Law.com Subscribers SAVE 30%

Call 855-808-4530 or email [email protected] to receive your discount on a new subscription.

Technology Assisted Review: Much More Than Predictive Coding

By Greg Buckles
July 30, 2012

Last June, Recommind stole a march in the e-discovery market with a patent for its predictive coding (PC) offering. The patent covers Recommind's systems and methods for iterative computer-assisted document analysis and review, and came just as a wave of different technology assisted review (TAR) offerings hit the market.

The result was a tumultuous year where confusion reigned: What is PC? What does the Recommind patent cover, and can other vendors offer PC? What about all the other predictive-type solutions flooding the market?

With some case law beginning to emerge now, almost a year later, the market has recognized that Recommind's PC methodology and usage case is only a small part of the bigger TAR picture, and that it is time for legal teams to embrace new, advanced review methodologies.

The bottom line is that, in the context of today's advanced technological world, TAR is about using a combination of technology and people to speed, improve and sometimes automate elements of the legal review process in a way that reduces costs and improves quality.

The eDJ Group has been conducting surveys and interviews to get a clearer picture of market adoption and attitudes. Interestingly, a quick graph of average Google hits per month for the search term “predictive coding” reveals a rapidly increasing use of the term that peaked at LTNY 2012 and has begun to decline despite recent related cases.
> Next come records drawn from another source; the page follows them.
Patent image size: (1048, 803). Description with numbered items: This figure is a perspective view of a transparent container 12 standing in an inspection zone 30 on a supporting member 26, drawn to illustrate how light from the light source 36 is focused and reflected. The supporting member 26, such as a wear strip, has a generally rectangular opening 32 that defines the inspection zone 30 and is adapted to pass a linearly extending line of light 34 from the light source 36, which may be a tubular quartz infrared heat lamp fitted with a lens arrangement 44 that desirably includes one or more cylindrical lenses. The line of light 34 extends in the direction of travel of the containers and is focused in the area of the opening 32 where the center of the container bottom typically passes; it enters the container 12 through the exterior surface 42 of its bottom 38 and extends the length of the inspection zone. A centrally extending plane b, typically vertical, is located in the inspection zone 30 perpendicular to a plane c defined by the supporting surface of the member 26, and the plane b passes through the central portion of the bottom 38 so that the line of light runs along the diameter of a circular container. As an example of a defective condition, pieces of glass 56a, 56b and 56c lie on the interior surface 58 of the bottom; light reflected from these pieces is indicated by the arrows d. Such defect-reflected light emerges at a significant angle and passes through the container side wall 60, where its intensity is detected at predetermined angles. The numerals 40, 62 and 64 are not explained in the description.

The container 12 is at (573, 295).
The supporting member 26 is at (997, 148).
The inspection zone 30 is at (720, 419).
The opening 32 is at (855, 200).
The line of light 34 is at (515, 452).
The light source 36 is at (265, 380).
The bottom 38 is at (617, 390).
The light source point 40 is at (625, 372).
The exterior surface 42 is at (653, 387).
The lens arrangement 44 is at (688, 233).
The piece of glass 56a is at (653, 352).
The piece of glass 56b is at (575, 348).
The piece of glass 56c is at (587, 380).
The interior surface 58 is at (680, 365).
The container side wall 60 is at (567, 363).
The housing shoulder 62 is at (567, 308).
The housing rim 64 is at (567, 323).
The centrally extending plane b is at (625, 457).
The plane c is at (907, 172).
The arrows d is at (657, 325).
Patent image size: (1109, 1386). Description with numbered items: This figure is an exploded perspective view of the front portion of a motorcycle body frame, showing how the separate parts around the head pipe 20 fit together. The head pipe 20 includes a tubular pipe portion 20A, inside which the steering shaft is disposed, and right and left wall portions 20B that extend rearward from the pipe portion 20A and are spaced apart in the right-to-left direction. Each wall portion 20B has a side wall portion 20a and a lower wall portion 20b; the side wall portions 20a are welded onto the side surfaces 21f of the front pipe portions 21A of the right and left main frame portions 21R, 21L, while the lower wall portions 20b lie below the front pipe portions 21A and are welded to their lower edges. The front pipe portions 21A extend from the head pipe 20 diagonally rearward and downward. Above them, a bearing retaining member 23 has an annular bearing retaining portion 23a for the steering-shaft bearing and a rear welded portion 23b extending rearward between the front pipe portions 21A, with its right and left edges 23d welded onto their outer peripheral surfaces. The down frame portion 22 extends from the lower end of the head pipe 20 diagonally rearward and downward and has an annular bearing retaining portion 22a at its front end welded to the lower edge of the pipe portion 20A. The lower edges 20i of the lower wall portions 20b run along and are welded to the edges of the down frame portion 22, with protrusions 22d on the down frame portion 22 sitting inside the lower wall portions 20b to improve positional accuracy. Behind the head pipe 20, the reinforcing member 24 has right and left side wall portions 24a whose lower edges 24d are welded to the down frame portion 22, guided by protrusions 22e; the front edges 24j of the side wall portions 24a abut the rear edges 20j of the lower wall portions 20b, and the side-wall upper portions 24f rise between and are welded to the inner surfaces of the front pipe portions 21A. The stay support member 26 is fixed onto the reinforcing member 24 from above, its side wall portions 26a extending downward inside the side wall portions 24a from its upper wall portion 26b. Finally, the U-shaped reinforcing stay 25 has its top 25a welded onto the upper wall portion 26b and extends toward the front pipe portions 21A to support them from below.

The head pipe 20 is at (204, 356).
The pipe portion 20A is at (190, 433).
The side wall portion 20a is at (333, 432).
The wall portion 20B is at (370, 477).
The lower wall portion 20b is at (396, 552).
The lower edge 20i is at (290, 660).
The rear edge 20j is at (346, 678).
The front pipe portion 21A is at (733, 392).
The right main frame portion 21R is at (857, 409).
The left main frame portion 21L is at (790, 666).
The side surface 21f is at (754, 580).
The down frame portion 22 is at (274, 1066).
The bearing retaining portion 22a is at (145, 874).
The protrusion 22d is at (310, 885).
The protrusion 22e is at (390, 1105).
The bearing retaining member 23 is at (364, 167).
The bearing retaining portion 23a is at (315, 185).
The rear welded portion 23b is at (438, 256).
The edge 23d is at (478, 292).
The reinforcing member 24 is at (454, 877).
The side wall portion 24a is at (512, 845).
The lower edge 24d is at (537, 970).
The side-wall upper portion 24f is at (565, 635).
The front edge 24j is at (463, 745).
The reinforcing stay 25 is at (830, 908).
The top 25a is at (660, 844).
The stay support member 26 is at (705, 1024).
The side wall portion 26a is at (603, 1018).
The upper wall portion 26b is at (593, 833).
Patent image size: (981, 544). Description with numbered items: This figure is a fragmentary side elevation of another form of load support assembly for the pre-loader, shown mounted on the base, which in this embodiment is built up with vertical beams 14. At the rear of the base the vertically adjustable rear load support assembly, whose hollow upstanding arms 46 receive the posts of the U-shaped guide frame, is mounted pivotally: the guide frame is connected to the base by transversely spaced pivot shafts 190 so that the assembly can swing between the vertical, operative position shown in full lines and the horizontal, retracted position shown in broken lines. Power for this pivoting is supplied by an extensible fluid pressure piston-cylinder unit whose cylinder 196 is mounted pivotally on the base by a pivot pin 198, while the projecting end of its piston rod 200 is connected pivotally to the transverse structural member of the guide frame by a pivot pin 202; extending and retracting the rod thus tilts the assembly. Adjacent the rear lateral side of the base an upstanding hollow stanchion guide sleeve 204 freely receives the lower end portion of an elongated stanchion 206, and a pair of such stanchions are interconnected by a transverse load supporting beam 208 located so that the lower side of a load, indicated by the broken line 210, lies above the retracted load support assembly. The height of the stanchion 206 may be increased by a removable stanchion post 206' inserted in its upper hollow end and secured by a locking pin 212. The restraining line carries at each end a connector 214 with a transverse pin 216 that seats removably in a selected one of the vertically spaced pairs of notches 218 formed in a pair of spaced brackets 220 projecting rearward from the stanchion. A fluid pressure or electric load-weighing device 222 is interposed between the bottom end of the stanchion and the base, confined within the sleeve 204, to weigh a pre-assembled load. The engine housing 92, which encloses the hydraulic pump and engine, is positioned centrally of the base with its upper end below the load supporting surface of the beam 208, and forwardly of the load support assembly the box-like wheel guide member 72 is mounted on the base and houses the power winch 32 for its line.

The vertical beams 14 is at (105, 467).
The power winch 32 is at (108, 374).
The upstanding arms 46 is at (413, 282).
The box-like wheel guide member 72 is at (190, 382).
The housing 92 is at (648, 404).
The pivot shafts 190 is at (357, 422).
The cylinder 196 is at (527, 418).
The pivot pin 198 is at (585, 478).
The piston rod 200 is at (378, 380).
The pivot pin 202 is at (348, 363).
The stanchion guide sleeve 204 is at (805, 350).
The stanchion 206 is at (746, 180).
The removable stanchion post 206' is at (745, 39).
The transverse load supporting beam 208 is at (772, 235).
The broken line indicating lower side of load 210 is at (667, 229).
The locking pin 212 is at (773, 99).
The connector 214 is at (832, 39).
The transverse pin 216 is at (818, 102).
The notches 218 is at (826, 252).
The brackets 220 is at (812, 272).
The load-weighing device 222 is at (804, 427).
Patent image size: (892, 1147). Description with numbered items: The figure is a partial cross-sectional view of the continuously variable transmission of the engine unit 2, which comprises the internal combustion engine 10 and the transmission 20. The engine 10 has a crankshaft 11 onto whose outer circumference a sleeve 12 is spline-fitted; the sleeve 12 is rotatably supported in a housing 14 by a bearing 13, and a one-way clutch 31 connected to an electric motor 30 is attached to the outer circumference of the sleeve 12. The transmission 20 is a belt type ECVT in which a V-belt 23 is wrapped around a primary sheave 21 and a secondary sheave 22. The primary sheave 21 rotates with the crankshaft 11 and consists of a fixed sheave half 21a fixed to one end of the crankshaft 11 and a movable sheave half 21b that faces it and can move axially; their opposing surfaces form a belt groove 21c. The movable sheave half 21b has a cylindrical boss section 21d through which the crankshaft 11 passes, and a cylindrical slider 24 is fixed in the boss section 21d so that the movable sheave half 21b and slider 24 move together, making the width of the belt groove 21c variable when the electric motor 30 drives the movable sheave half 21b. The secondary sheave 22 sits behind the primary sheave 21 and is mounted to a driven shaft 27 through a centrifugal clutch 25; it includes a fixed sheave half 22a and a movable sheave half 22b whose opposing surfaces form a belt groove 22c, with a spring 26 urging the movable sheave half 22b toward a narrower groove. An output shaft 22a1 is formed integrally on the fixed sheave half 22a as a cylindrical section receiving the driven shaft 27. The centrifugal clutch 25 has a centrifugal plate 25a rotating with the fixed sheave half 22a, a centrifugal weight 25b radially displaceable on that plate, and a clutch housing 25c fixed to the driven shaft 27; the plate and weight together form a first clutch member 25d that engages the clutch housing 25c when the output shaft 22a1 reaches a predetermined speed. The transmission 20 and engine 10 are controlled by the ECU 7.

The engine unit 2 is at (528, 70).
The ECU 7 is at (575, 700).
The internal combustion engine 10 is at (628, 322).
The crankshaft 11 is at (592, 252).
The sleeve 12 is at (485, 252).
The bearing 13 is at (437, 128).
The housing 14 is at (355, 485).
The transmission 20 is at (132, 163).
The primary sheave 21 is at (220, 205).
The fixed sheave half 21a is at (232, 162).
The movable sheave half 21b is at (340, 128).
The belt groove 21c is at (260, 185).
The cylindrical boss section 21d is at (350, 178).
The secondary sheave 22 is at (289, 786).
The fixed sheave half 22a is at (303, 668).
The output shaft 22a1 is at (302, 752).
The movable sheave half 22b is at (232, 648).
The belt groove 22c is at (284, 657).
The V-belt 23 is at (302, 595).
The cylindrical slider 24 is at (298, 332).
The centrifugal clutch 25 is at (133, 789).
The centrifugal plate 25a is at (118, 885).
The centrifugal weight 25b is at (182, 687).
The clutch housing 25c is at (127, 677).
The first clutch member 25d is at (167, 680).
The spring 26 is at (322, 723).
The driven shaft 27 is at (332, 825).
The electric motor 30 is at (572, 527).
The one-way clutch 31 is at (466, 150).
See Figure 1 below.

[IMGCAP(1)]

The broader search term “technology assisted review” first appeared on the Internet in the middle of last year and has gained traction, most likely because it is a more suitable term to describe a market in which PC is but one advanced method. A recent eDiscovery Journal poll showed almost 60% of respondents preferred the broader term TAR to the narrower PC. See Figure 2 below.

[IMGCAP(2)]

TAR is not simply about determining which documents are relevant and/or privileged and marking them as such; rather, TAR is more broadly applicable in other scenarios:

  • Pre-collection. Early case assessment (ECA) ' identification of custodians, sources and collection criteria.
  • Processing. Culling and collection organization.
  • Review. Clustering, relationship extraction and more.
  • Post-review. Quality assurance and iterative collection refinement.

The majority of TAR users eDJ interviewed were more comfortable using TAR pre-and post-review than actually allowing the system to make relevance decisions on the final “collection.” Recent high-profile cases highlight some of the issues around TAR and how it is applied in practice. The issues in one of these cases, Kleen Products v. Packaging Corporation of America, can be seen as a TAR-generational conflict: search optimization vs. concept training. Both methods utilize iterative sampling processes based on human decisions to include or exclude ESI. The dominant TAR methods appear to fall into three primary groupings:

  1. Rules-driven. 'I know what I am looking for and how to profile it.' Human experts extract the common criteria for searches or rules. Examples: search optimization, linguistic analysis, filtering.
  2. Facet-driven.I let the system show me the profile groups first.” The collection is analyzed and profiled to identify groups. Examples: clustering, concepts, social network analysis.
  3. Propagation-driven.I start making decisions and the system looks for similar-related items.” Sample and known seed sets are reviewed and the system learns commonalities from the decisions. Examples: near-duplicate expansion, predictive coding.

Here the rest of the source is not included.